Balance, Pedal, Breathe
A journey through medical school
Balance, Pedal, Breathe: A journey through medical school
When I received my medical school acceptance letter, I was a 22-year-old waitress living in a small town in the wilderness of the Eastern Sierra. Crisply idealistic, I felt sure that being a doctor was my destiny. Nothing else could have driven me to leave those glorious mountains to live in a city.
Medical school didn’t begin well. With buildings blocking my view of the sky, I couldn’t find my way home from class. I burst into tears in anatomy lab. I failed my first exam. I soon had to ask myself whether medicine was really my calling. What if everything I thought I knew about myself was wrong?
Simultaneously aware of the importance and difficulty of nurturing my humanness, I looked to my body to give me answers. Mountain biking coaxed me into a rhythm of studying and persevering when I thought I couldn’t anymore. I found strength in the steadiness of my legs as I hiked paths in Golden Gate park. Rock climbing reminded me I was not new to problem-solving. These mini-escapes propelled me toward a burgeoning confidence that I might just get by — even as I realized that surviving would not be enough. I wanted to retain enough humanity to earn the role of healer as well.
In my clinical years, I brought a new perspective and approach to each medical specialty. In pediatrics, I played foreign exchange student, practicing new vocabulary and customs as I shepherded my patient through a mystery illness. I learned that empathy could be like quicksand, when my psychiatry patient changed his story each week. I felt the loneliness of marrying myself to a profession instead of another person while delivering babies in obstetrics. And when I required emergency surgery, I discovered that the boundary between patient and doctor was entirely, even dangerously, permeable. Mortality affects each of us.
At the nadir of my medical education, I found myself changing wound dressings on the skin abscesses of drug-addicted patients, yelled at by superiors and patients alike.
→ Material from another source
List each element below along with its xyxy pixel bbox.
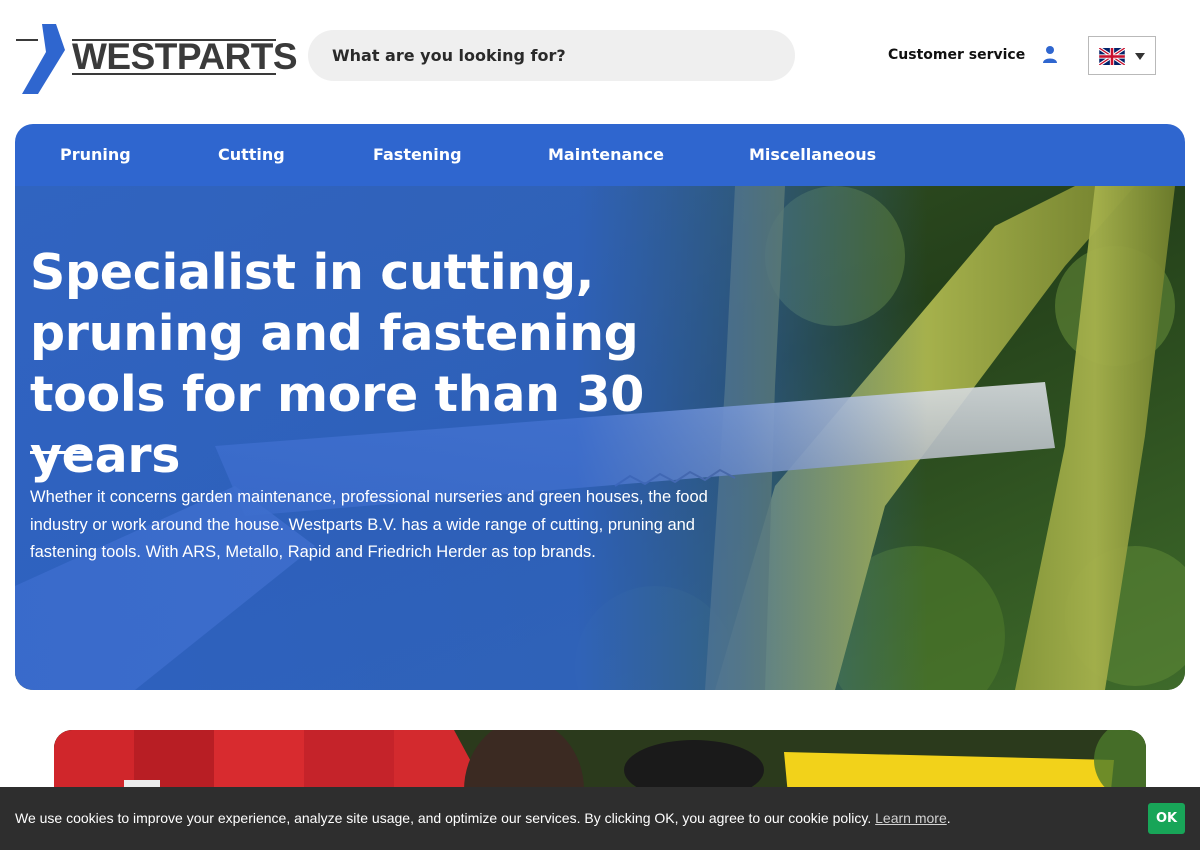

Without recognizing the peril, I checked out emotionally, too easily becoming the impatient, callous doctor I had vowed never to be.
Just when I was standing on the cusp of walking away from medicine, I was assigned to interview a lonely octogenarian in her home. I arrived feeling ill-at-ease outside the hospital, and entirely unsure what to say. I left burning with inspiration, realizing that people’s stories connect us to one another — and that they are too easily lost. I promised that day to reclaim the myriad moments of wonder, dismay, strain, joy, and desperation that had led me to this point.
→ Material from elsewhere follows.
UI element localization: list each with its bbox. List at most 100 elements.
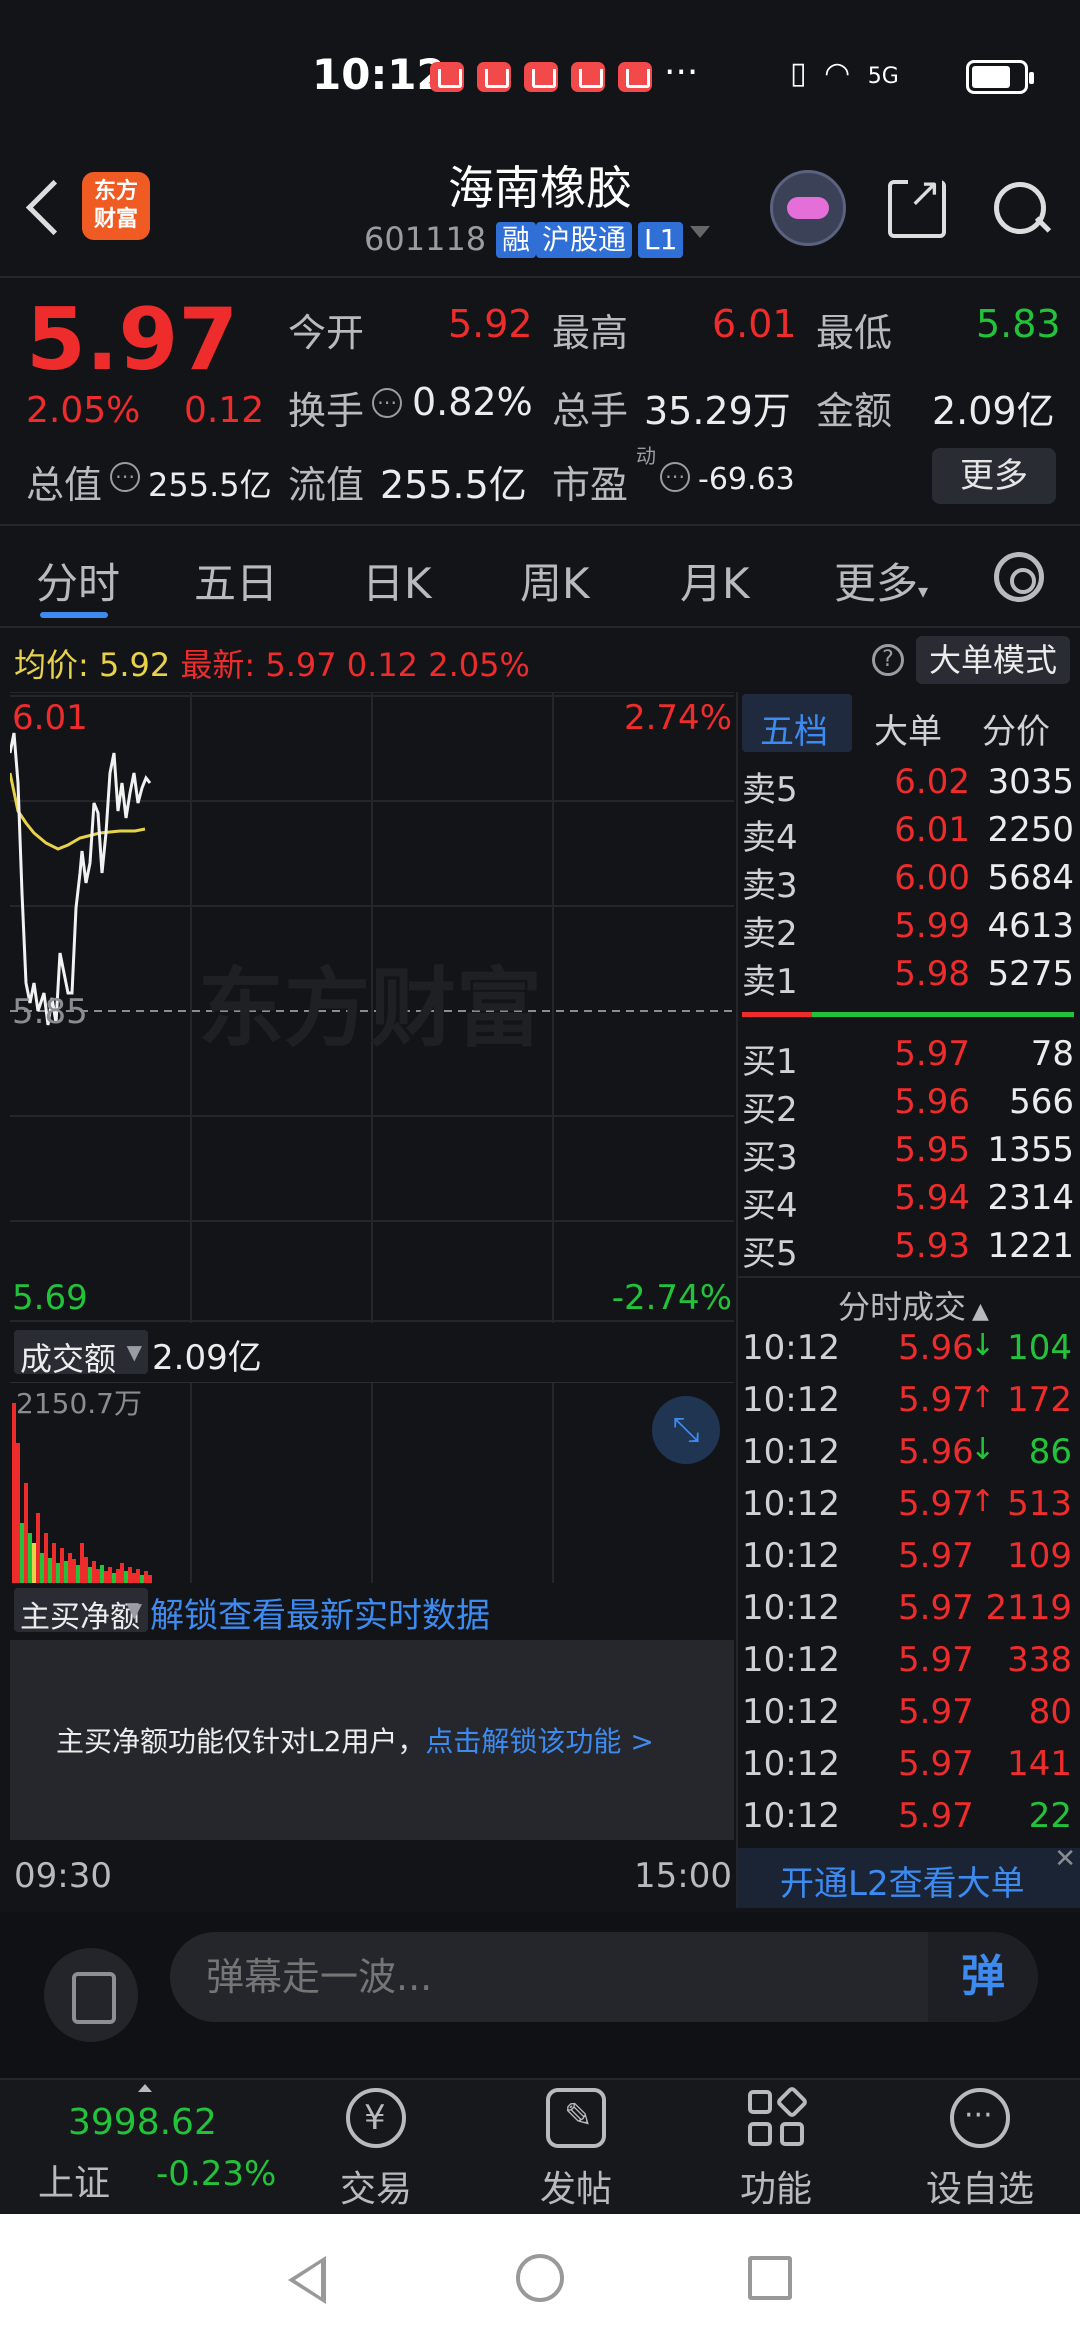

With over a year of medical school still ahead of me, I applied to start a MFA program in creative writing. By stepping off the path to take a deep breath, I reconnected with the inspiration to become a healer. I made peace with the trials. I would become a doctor after all, so long as I remained a rock climber, skier, mountain biker, traveler, and most importantly, a keen observer of the interconnectedness of life experiences.
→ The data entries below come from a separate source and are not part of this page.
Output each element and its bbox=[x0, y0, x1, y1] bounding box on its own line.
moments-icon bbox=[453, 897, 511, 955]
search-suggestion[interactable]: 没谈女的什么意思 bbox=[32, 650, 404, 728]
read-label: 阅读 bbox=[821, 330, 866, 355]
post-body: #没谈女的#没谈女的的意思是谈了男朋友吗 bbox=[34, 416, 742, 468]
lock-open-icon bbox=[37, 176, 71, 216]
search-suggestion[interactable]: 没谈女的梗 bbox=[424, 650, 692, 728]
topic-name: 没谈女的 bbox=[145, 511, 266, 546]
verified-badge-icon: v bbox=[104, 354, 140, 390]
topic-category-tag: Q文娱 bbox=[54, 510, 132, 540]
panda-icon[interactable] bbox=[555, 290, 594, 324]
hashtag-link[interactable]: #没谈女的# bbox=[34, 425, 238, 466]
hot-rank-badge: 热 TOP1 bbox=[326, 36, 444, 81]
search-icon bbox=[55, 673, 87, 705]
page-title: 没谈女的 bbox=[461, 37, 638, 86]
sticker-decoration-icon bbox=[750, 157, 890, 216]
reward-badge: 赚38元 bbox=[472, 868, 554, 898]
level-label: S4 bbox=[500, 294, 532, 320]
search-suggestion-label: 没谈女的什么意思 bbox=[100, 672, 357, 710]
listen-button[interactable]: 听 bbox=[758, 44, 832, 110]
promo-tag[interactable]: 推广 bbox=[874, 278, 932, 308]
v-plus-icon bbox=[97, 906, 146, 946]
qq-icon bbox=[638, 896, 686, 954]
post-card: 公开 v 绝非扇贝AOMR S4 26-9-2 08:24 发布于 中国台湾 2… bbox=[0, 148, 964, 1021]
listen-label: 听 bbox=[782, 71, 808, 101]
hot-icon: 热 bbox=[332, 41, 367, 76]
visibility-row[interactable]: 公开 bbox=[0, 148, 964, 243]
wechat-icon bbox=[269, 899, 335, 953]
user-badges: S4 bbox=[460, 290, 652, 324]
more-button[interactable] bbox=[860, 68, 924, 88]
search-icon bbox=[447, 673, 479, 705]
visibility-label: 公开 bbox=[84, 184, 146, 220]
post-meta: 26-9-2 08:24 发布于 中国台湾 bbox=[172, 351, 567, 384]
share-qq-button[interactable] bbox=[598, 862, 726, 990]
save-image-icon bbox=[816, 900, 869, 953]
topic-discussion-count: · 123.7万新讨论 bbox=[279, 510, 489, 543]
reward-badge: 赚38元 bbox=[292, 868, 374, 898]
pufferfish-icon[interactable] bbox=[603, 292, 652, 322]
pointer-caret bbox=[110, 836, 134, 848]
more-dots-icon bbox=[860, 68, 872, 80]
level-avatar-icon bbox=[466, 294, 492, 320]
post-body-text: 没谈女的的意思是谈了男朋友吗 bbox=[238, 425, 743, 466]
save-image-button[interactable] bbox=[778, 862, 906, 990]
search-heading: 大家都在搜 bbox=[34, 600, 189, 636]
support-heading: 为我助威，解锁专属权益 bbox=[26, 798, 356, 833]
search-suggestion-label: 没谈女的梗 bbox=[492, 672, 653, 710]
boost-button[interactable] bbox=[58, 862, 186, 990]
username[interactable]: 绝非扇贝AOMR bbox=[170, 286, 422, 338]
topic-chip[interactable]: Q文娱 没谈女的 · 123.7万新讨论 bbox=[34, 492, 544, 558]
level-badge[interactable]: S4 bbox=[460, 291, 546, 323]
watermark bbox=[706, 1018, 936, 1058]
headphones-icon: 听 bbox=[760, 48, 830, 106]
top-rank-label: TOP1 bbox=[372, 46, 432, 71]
“In this brave and vulnerable journey through the wonderland of medical school, Dr. Claire Unis questions everything—including her motivation, purpose, ability, and her own heart. Balance, Pedal, Breathe allows readers to shadow Unis as she strives to make a difference, bikes mountains, circles the dance floor, and clicks into her climbing harness, and all of these experiences are seen through the emotionally dizzying labyrinth of an imperfect medical system.
Unis draws her readers in with compelling, sometimes heartsick, always compassionate stories, 'one at a time like feeding quarters to a slot machine'.”
--Patricia Caspers, author of Some Flawed Magic
"What a beautiful memoir Dr. Claire Unis has written! Balance Pedal Breathe reveals with observational acuity how 'the familiar can look ominous', how 'mysteries wrapped in sinew' and 'questions not yet fully formed' unsettle the idealistic medical student in her 'gradual process of becoming someone else'.
This book shares a rare glimpse into a paradox of pursuing knowledge that threatens to undercut intuition’s foundation, the fear that achieving a life goal of becoming a doctor will demystify the very reverence of humanness that inspired that goal."